Automated fact-checking can take one of two approaches, Moy says. The first is to build a complex artificial-intelligence algorithm that can parse facts floating around in the vast world of unstructured data out on the internet; the second is to try and fit as many facts as possible into a database, and build simple search tools to call them up when they’re needed. Full Fact chose the latter approach, and Moy says he took cues from an unusual source to help make the decision.

“That’s effectively the same choice that Google’s made with its automated cars: Having lots and lots of good information about roads makes it a lot easier to build a driverless car,” he explained. “Having the data in structured, useful formats makes it much easier to do the actual checking part. So we’re trying to build the driverless car of fact-checking.”

Google is more than just an inspiration: Last month, the company’s Digital News Initiative gave Full Fact more than $50,000 to immediately start developing an automated fact-checking helper.

The organization’s focus on standardization also makes collaboration easier. Instead of having every newsroom and fact-checking organization build its own, redundant system, a common database could help fact -checkers around the world contribute to a knowledge base that they could all draw from.

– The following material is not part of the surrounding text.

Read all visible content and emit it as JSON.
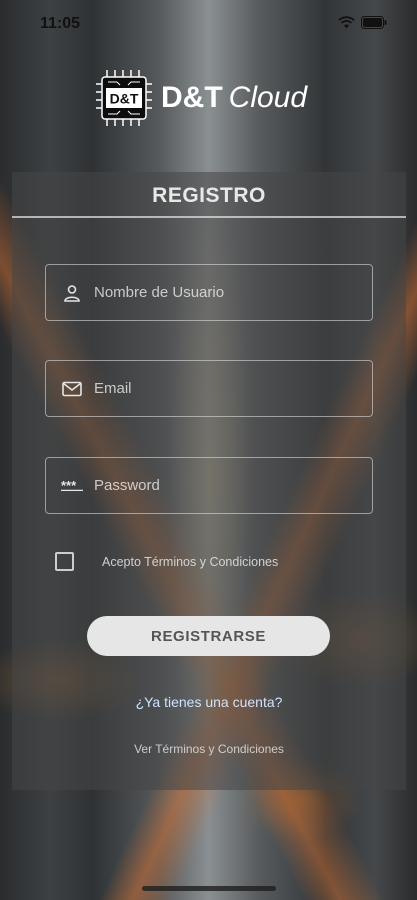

Further down the line, computers will likely be able to take over more and more responsibilities from human fact-checkers. Last year, a group of researchers at Indiana University came up with a system—the lead researcher, Giovanni Ciampaglia, called it a “proof of concept”—that uses links between Wikipedia pages to determine whether a simple statement of fact is true or not. It can evaluate a statement like “Obama is Muslim” by finding the shortest path between the page for “Obama” and “Muslim,” using only the factual information in the box of statistics found on major articles. That particular path is long and tortured, passing through very generic pages like “Canada” along the way, so the system assigns the statement a low truth value.

But computers will never completely take over the role of humans in the fact-checking process. I asked my colleague Amy Weiss-Meyer, who fact-checks magazine articles for The Atlantic, about where algorithms would be most useful in her job—and where they probably wouldn’t be able to help. She said computers could be useful for checking basic facts and figures, but that she’d be suspicious of their ability to evaluate nuances in human writing, like unraveling the assumptions underpinning an argument, or assessing new ways of describing complex scientific processes.

Moy believes that computers will get better at the easy stuff over time, so that human fact-checkers can focus on the most complex parts of their jobs.

“If we can clear away the clutter of simple facts, then we can start working on how to explain complicated judgments that rely on bringing together lots of information, and then making choices about how to weigh that information,” he said. “There’s a lot for human fact-checkers to do. It shouldn't be the mechanics of looking up numbers in spreadsheets—it should be helping people make choices about important factual issues.”